Es bastante alucinante lo que pasa en nuestro mundo, donde el juego de las identidades está a flor de piel, envueltas en muchísimo narcisismo, y donde es facilísimo que las más interesantes conversaciones queden abortadas antes de haber comenzado, porque siempre hay alguien en ellas al que todo le molesta o que quiere llevar la voz cantante. Cuando ya nadie lea en la casa del estudio —la escuela, la universidad— cuando el desprecio por la palabra y la grandeza del lenguaje se generalice y como un cáncer asesine a un alma potencialmente lectora, ¿dónde irán a parar esos libros que un día leímos y que al volver una vez y otra sobre ellos nos dieron la increíble sensación de estar vivos? ¿Qué se le puede decir a un joven, que se empeña en mantenerse en su arrogante ignorancia, que te dice que proponerle la lectura de un clásico es un abuso de poder por parte de su profesor y un gesto elitista? Es mejor mirar para otro lado, quizá, y mantenernos en nuestra íntima vocación. Y aunque sea como voz que clama en el desierto, insistir una y otra vez en el mensaje, disponiéndolo como una invitación: toma (el libro) lee, a ver qué pasa.
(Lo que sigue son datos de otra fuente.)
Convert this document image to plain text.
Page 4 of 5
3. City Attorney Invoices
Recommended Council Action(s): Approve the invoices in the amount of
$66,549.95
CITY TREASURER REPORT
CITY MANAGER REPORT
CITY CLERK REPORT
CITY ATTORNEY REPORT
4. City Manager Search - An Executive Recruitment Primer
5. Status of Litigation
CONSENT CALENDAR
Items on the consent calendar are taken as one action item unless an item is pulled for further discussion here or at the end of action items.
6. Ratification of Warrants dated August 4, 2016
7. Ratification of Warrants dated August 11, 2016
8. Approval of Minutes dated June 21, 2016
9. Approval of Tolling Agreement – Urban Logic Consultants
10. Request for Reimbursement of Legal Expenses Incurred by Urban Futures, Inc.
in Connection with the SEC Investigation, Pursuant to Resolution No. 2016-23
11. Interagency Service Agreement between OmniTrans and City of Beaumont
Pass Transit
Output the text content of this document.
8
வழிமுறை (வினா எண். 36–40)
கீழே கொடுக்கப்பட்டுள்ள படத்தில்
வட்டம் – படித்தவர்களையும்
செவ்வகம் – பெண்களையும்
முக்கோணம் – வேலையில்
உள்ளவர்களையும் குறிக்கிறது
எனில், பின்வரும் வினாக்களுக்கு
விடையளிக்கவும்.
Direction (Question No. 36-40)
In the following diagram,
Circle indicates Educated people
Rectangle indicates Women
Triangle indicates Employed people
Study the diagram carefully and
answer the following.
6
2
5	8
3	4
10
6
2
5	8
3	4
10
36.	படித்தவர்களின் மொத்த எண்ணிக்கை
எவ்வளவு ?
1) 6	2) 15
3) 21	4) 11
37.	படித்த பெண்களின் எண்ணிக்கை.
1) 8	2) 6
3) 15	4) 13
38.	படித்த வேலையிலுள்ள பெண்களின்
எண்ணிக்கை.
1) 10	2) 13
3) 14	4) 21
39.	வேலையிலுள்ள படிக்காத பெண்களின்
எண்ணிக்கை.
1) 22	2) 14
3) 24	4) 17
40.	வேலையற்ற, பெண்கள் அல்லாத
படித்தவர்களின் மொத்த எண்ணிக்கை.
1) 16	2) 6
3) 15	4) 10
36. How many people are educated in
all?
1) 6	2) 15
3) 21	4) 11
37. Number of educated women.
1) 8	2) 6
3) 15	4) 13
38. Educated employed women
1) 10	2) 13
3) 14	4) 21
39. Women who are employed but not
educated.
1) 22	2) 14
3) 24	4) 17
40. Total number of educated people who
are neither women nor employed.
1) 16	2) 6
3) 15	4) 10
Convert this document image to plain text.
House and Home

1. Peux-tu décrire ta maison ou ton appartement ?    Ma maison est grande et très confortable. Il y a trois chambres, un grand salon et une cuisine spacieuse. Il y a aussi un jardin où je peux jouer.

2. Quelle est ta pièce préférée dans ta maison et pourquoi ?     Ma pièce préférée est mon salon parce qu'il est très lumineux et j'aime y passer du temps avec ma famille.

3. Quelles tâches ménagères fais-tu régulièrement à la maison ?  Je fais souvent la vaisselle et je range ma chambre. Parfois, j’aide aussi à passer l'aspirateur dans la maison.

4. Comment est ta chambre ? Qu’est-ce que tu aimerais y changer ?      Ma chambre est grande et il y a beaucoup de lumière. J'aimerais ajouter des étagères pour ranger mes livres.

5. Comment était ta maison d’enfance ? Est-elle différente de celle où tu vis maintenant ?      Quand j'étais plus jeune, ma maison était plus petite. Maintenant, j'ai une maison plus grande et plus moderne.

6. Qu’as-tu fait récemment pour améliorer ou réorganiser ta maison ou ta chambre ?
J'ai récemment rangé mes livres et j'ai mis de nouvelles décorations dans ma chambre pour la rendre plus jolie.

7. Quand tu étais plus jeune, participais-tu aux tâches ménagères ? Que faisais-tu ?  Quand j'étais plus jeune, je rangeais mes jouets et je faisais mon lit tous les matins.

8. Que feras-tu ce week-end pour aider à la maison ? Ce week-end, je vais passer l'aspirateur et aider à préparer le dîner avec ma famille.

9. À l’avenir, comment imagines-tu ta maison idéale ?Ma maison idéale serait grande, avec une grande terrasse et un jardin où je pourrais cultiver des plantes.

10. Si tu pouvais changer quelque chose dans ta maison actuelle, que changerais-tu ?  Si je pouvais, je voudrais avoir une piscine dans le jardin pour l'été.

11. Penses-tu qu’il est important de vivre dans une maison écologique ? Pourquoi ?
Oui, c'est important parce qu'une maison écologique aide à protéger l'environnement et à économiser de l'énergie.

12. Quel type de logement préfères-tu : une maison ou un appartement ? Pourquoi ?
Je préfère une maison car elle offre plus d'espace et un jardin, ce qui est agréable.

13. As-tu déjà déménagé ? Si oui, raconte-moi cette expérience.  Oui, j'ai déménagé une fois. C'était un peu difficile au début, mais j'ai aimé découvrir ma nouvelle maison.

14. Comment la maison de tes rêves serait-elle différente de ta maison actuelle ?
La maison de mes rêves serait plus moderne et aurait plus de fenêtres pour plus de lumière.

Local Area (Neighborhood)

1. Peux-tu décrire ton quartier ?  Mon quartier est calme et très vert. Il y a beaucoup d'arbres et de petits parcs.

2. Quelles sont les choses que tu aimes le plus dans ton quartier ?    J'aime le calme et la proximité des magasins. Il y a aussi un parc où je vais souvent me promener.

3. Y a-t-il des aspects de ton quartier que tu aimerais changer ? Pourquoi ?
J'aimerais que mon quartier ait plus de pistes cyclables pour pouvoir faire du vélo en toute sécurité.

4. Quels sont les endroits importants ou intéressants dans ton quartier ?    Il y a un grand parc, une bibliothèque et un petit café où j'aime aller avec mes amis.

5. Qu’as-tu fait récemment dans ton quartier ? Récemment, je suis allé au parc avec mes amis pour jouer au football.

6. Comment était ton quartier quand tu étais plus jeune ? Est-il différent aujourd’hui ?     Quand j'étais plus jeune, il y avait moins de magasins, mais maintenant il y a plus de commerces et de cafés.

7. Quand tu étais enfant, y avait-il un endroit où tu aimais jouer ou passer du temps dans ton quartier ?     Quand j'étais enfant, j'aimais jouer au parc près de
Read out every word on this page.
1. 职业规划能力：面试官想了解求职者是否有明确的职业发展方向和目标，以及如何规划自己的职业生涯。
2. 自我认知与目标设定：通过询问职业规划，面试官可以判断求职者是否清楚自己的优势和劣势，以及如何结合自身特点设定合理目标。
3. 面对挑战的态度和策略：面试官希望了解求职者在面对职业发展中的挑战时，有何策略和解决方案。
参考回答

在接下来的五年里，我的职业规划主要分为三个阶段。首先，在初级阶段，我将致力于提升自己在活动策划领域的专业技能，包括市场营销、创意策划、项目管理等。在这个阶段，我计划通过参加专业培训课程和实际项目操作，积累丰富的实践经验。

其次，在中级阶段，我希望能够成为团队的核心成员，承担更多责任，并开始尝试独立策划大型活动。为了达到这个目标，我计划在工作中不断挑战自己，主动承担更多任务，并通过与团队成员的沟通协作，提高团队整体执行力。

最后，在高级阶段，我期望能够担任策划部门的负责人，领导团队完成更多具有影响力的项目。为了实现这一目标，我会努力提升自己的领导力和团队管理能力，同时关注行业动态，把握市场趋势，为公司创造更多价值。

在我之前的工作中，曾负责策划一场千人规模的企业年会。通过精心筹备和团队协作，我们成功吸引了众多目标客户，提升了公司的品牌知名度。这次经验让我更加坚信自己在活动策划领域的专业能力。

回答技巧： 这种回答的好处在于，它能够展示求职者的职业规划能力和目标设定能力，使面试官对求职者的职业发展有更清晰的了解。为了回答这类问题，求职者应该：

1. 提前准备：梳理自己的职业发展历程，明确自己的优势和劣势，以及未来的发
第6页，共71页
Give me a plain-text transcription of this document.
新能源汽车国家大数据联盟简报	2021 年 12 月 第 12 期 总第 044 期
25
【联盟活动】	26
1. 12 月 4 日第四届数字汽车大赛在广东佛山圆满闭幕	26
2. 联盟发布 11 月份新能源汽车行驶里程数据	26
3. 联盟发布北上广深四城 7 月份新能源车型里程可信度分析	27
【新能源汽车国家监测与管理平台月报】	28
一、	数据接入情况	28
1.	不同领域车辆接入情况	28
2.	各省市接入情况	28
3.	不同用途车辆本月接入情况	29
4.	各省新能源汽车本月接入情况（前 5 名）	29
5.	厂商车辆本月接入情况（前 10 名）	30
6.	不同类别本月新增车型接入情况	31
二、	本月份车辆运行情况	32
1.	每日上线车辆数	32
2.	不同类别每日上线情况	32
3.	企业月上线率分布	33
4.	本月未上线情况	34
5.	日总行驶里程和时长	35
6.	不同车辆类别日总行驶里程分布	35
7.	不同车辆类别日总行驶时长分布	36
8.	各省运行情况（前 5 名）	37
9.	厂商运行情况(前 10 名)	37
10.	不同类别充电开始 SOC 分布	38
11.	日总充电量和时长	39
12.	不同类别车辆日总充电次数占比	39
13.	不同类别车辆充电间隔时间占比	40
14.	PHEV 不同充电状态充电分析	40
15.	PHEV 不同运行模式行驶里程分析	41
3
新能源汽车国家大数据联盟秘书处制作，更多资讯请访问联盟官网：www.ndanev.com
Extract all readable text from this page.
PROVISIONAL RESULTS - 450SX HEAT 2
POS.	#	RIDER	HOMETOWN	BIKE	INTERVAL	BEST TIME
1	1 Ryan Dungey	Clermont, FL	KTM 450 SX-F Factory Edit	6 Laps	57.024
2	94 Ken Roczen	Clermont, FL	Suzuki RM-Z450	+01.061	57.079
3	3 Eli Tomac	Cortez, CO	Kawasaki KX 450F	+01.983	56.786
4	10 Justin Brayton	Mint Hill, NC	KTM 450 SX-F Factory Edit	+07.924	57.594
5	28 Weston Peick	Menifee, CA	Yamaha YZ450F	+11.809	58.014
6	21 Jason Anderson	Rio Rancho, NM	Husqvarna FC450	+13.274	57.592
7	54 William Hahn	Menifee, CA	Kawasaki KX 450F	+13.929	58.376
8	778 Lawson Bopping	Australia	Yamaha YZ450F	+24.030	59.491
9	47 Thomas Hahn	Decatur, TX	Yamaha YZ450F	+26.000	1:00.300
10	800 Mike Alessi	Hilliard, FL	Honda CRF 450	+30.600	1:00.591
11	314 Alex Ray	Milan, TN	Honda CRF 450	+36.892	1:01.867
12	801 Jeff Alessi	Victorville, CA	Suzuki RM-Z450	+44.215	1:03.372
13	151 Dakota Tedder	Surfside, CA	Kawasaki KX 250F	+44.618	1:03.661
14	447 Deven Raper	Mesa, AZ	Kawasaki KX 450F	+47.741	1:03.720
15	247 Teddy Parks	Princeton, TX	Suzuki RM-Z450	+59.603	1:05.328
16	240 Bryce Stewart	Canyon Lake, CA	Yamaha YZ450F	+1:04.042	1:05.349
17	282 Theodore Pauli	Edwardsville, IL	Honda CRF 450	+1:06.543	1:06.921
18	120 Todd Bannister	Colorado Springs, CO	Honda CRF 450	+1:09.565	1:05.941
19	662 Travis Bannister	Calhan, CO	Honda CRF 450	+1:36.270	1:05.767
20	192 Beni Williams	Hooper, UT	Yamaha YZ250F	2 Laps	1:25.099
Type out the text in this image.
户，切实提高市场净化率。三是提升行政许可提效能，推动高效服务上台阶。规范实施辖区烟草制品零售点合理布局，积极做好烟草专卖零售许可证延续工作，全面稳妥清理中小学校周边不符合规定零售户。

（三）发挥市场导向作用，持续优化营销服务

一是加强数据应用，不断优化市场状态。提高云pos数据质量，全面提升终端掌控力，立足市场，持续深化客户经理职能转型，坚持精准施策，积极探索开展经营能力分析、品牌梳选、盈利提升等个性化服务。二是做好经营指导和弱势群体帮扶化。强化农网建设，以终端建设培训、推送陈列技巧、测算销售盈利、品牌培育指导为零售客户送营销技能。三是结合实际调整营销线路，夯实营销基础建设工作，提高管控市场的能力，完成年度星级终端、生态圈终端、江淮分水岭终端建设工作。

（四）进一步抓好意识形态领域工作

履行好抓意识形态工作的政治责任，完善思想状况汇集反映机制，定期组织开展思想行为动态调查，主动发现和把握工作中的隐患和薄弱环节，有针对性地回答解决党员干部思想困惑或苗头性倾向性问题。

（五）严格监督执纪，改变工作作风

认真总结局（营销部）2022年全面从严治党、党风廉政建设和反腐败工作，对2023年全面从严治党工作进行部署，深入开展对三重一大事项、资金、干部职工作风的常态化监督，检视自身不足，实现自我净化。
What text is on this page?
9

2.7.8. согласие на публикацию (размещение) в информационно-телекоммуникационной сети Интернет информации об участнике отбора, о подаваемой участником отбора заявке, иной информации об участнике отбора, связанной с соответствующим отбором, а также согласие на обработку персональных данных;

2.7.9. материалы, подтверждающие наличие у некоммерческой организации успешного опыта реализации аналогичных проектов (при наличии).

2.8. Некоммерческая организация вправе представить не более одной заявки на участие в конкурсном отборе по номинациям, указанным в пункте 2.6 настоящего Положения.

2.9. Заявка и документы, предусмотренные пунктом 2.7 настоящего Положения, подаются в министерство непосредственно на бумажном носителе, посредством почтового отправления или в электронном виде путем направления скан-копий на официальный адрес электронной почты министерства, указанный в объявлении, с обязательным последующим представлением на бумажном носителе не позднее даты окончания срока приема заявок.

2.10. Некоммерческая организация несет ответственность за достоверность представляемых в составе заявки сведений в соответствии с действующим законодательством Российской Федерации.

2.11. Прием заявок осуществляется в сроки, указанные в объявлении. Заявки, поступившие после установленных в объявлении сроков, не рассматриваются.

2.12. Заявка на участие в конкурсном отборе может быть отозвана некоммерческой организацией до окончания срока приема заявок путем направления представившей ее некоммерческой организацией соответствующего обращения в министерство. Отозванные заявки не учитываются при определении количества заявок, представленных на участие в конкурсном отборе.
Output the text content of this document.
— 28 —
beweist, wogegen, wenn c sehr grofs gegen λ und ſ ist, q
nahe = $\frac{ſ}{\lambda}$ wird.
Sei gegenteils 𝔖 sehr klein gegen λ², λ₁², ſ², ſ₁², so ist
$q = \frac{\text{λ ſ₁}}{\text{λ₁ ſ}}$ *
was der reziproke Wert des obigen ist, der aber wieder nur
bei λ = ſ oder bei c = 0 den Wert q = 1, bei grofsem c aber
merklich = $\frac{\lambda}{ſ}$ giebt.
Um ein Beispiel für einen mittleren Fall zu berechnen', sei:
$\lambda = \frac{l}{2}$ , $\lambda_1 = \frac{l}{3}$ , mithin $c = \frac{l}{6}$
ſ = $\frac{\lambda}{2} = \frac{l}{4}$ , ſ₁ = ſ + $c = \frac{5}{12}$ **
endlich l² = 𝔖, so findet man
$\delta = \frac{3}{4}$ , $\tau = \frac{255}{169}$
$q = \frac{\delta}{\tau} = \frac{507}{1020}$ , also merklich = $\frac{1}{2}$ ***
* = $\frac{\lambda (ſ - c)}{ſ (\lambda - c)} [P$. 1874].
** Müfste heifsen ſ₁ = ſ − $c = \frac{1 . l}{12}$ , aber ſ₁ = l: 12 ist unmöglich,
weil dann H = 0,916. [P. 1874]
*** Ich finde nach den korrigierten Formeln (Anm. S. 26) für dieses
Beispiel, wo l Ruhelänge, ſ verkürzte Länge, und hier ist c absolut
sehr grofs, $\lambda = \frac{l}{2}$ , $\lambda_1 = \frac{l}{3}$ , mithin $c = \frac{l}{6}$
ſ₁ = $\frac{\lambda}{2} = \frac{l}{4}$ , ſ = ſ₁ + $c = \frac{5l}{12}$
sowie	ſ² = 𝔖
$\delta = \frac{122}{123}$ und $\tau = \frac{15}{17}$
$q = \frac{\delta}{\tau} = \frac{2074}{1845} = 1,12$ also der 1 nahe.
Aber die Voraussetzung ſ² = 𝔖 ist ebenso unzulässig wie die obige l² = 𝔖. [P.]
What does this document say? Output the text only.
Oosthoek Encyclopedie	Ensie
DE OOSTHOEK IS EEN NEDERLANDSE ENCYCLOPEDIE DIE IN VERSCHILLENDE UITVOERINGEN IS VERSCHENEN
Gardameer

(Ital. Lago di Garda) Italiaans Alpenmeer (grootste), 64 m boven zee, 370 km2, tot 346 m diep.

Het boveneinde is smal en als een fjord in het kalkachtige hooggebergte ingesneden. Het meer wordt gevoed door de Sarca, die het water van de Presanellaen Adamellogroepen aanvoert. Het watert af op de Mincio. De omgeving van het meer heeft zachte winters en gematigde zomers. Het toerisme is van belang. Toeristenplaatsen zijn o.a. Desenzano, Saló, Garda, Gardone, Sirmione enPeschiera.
Un día alguien vivía y otro ya no, se fue. Dejó una inmensa desolación en un alma compañera y amante, con una tristeza inaudita y monumental. Pero esa otra alma, ligada todavía a la vida, recuerda. Recuerda los cuentos y las historias inventadas para que la amada pudiera pasar el trago. Recuerda ese cuento de Isak Dinesen o ese otro de Oscar Wilde que un día leyeron juntos. Recuerda ese poema que un día leyeron, un poema que tenía principio y fin, pero que permanecerá en la conciencia del superviviente eternamente, y que nadie, nadie y nada, podrá jamás destruir. Y es que empezamos a leer un día para —sin haberlo previsto, ignorantes del todo de lo que se nos venía encima— otro día poder leer de nuevo, con ojos y dedos delicados; y haciéndolo despacio, como esa lentitud que sobrecoge, en el amor que procuran y se regalan, a quienes mucho, en verdad muchísimo, lograron amarse, más allá de este tiempo, más allá de este ahora, más allá, tal vez, de este mundo, en el corazón de una historia única.

REFERENCIAS

Mèlich, J-C. (2019) La sabiduría de lo incierto. Lectura y condición humana. Barcelona, Tusquets.

Quignard, P. (2008) El lector. Madrid. Cuatro ediciones.

Schlanger, J. (1997) La vocation. París, Seuil.